Adjunto a este informe se acompaña copia del Acuerdo citado. Afirmamos que estas condiciones aún cuando son las más amplias en la era de las empresas portuarias creadas por la ley 19.542, pueden y deben ser mejoradas en las próximas negociaciones que puedan suscitarse en las diversas empresas portuarias, según las condiciones particulares que las rodeen. Este Acuerdo es simplemente el nuevo piso a considerar en toda posterior discusión sobre desvinculación de trabajadores.

 

 

  1. El SEP ha anunciado la creación de un “Panel de Expertos” para debatir el futuro portuario de Chile. Nuestra organización y seguramente muchas otras debe ser considerada en este espacio en el cual plantearemos nuestras opiniones que en términos generales podemos resumir así:

 

En el curso de este debate hemos logrado instalar una serie de opiniones relevantes como posturas principales del mundo sindical frente a la privatización de las operaciones (concesión) de los puertos estatales, a saber:

 

a)     La inversión privada debe ser significativa. Esto es muy superior a lo que podría hacer la empresa estatal por medios propios.

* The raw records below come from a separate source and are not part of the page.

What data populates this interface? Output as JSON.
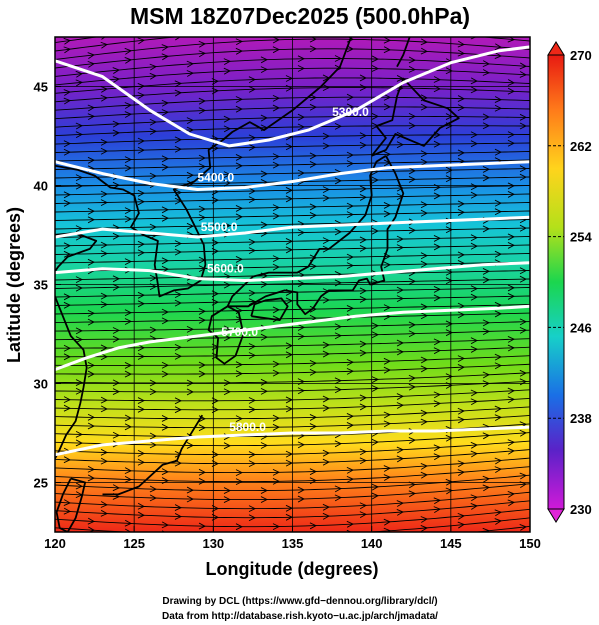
{
  "title": "MSM 18Z07Dec2025 (500.0hPa)",
  "xlabel": "Longitude (degrees)",
  "ylabel": "Latitude (degrees)",
  "footer": {
    "line1": "Drawing by DCL (https://www.gfd−dennou.org/library/dcl/)",
    "line2": "Data from http://database.rish.kyoto−u.ac.jp/arch/jmadata/"
  },
  "map": {
    "lon_range": [
      120,
      150
    ],
    "lat_range": [
      22.5,
      47.5
    ],
    "lon_ticks": [
      "120",
      "125",
      "130",
      "135",
      "140",
      "145",
      "150"
    ],
    "lat_ticks": [
      "25",
      "30",
      "35",
      "40",
      "45"
    ],
    "gridlines": true
  },
  "colorbar": {
    "min": 230,
    "max": 270,
    "tick_labels": [
      "270",
      "262",
      "254",
      "246",
      "238",
      "230"
    ],
    "tick_values": [
      270,
      262,
      254,
      246,
      238,
      230
    ]
  },
  "contours": [
    {
      "label": "5300.0",
      "value": 5300
    },
    {
      "label": "5400.0",
      "value": 5400
    },
    {
      "label": "5500.0",
      "value": 5500
    },
    {
      "label": "5600.0",
      "value": 5600
    },
    {
      "label": "5700.0",
      "value": 5700
    },
    {
      "label": "5800.0",
      "value": 5800
    }
  ],
  "colors": {
    "contour": "#ffffff",
    "streamline": "#000000",
    "coast": "#000000"
  }
}
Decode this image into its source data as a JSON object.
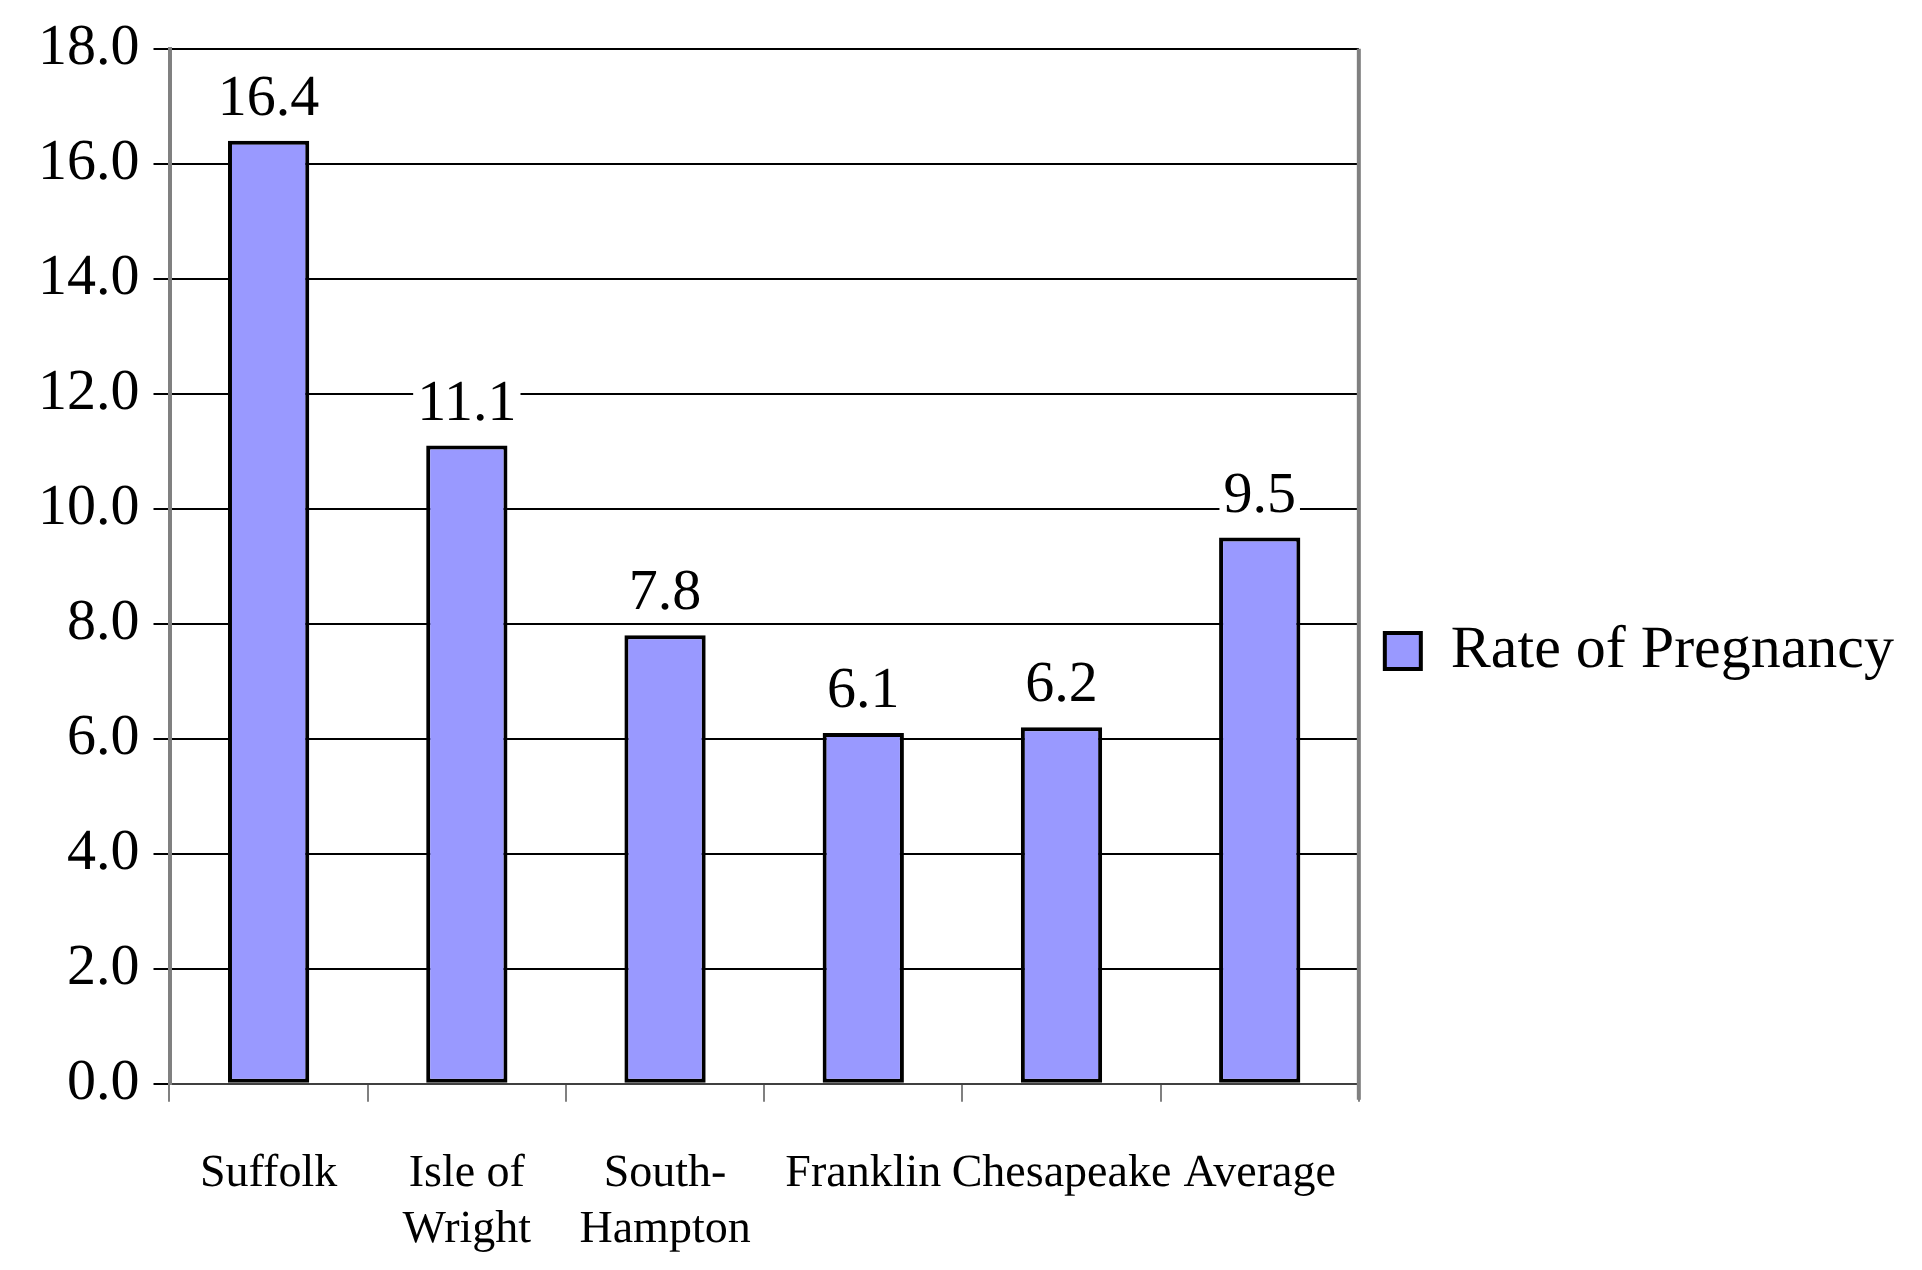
{
  "chart_data": {
    "type": "bar",
    "categories": [
      "Suffolk",
      "Isle of Wright",
      "South-Hampton",
      "Franklin",
      "Chesapeake",
      "Average"
    ],
    "series": [
      {
        "name": "Rate of Pregnancy",
        "color": "#9999ff",
        "values": [
          16.4,
          11.1,
          7.8,
          6.1,
          6.2,
          9.5
        ]
      }
    ],
    "ylim": [
      0,
      18
    ],
    "yticks": [
      {
        "value": 0,
        "label": "0.0"
      },
      {
        "value": 2,
        "label": "2.0"
      },
      {
        "value": 4,
        "label": "4.0"
      },
      {
        "value": 6,
        "label": "6.0"
      },
      {
        "value": 8,
        "label": "8.0"
      },
      {
        "value": 10,
        "label": "10.0"
      },
      {
        "value": 12,
        "label": "12.0"
      },
      {
        "value": 14,
        "label": "14.0"
      },
      {
        "value": 16,
        "label": "16.0"
      },
      {
        "value": 18,
        "label": "18.0"
      }
    ],
    "grid": "y",
    "legend": "right",
    "data_labels": true
  }
}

b)     Fomentar la libre competencia y evitar el dúo polio que se está produciendo en la propiedad de los terminales estatales concesionados.

c)      Es sabido que la concentración económica es la otra cara de la mala distribución del ingreso, por lo que el diseño de la licitación debe contemplar a las pymes y a los trabajadores, de modo que los beneficios al comercio exterior lleguen a todos.

d)     Antes de lanzar la venta de bases de una licitación debe planificarse un nuevo modelo de cobertura social para los trabajadores (estatales y privados) afectados por la modernización portuaria impulsada por el estado. Modelo más eficiente y más transparente que las redes sociales de procesos anteriores.

e)     Conciliar el interés privado (que lo hay) por quedarse con la operación de los puertos de carga general del estado, con el proyecto de desarrollo estratégico regional y las estrategias de desarrollo portuario, con los planes reguladores de las ciudades puerto.

f)        La concesión de puertos estatales debe obedecer una política portuaria nacional, definido en pos del bien común por los órganos competentes del estado y en el contexto de una regulación de la actividad (ley de puertos) y una institucionalidad portuaria (Subsecretaría, Superintendencia) de las que hoy el país carece.